I beg to move,
That this House
recognises that tuberculosis (TB) remains the world’s deadliest infectious disease, killing 1.7 million people a year;
notes that at the current rate of progress, the world will not reach the Sustainable Development Goal target of ending TB by 2030 for another 160 years;
believes that without a major change of pace 28 million people will die needlessly before 2030 at a global economic cost of £700 billion;
welcomes the forthcoming UN high-level meeting on TB in New York on
further notes that the UN General Assembly Resolution encourages all member states to participate in the high-level meeting at the highest possible level, preferably at the level of heads of state and government;
and calls on the Government to renew its efforts in the global fight against TB, boost research into new drugs, diagnostics and a vaccine, and for the Prime Minister to attend the UN high-level meeting.
I believe that this is the first time that this issue has been debated on the Floor of this House for 65 years. Responding to an Adjournment debate in 1952, the Joint Under-Secretary of State for Scotland, Commander T.D. Galbraith, said:
“Tuberculosis is still the major health problem in Scotland…we must press forward…with every weapon that is available to us until the disease, which is said to be preventable, has been eradicated.”—[Official Report,
At that time, people were optimistic because antibiotics had been discovered and put into mass production, housing was improving and there was no longer any reason to believe that tuberculosis would not be beaten. Tuberculosis was the great killer of history. A disease that dates back at least 7,000 years, it has killed 2 billion people in the last two centuries alone. John Bunyan said that TB was
“the captain of all these men of death”.
TB—otherwise known as consumption or the white death—is caused by a tiny bacteria. When it was first identified in 1882, it was still killing one in seven people. Indeed, TB killed more people in the United States in the late 19th century than any other disease. It is a disease that has killed kings, poets and paupers throughout history. Tutankhamun, Edward VI, Cardinal Richelieu, Eleanor Roosevelt, Keats, Chekhov, Emily Brontë, D. H. Lawrence, Orwell and Chopin all died from TB. Of course, the heroines of the operas “La bohème” and “La traviata” notoriously die from tuberculosis. That was expected in that age, which was not so long ago. Millions of others down the ages have suffered from TB—notably, Nelson Mandela, who suffered greatly from it.

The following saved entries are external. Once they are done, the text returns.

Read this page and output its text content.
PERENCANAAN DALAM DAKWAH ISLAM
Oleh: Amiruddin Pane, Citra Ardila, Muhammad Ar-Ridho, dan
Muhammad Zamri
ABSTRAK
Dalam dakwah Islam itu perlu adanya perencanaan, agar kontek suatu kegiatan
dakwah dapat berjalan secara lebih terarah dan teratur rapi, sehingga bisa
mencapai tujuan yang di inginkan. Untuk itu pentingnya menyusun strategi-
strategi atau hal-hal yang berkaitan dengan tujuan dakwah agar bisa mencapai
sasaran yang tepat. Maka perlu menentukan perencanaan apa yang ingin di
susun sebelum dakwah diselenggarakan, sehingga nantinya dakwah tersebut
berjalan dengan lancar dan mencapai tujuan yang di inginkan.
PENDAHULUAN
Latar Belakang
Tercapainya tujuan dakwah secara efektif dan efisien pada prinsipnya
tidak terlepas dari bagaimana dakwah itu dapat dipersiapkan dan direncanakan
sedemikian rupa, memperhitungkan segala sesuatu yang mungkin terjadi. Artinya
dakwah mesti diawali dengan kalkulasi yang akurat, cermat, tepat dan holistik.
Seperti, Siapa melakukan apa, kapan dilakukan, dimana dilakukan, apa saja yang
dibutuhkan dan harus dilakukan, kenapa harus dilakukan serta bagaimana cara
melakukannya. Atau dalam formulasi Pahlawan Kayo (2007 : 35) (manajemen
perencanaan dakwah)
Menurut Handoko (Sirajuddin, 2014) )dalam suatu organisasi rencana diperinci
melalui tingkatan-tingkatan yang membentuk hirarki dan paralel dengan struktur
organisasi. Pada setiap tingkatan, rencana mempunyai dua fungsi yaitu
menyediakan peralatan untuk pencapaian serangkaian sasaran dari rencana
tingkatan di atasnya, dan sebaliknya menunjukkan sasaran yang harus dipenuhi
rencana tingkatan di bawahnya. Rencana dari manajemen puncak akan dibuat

With better housing, better nutrition, the discovery of penicillin by Fleming in 1928, and the mass production of antibiotics in the 1940s, it was thought that tuberculosis would be beaten. In 1962, a Nobel laureate virologist said:
“To write about infectious disease is almost to write of something that has passed into history.”
But TB was not eradicated or eliminated at all. It resurged on the back of the AIDS epidemic. TB is a bug carried by a third of the world’s population that can exist in our bodies latently, but strikes when immune systems are compromised.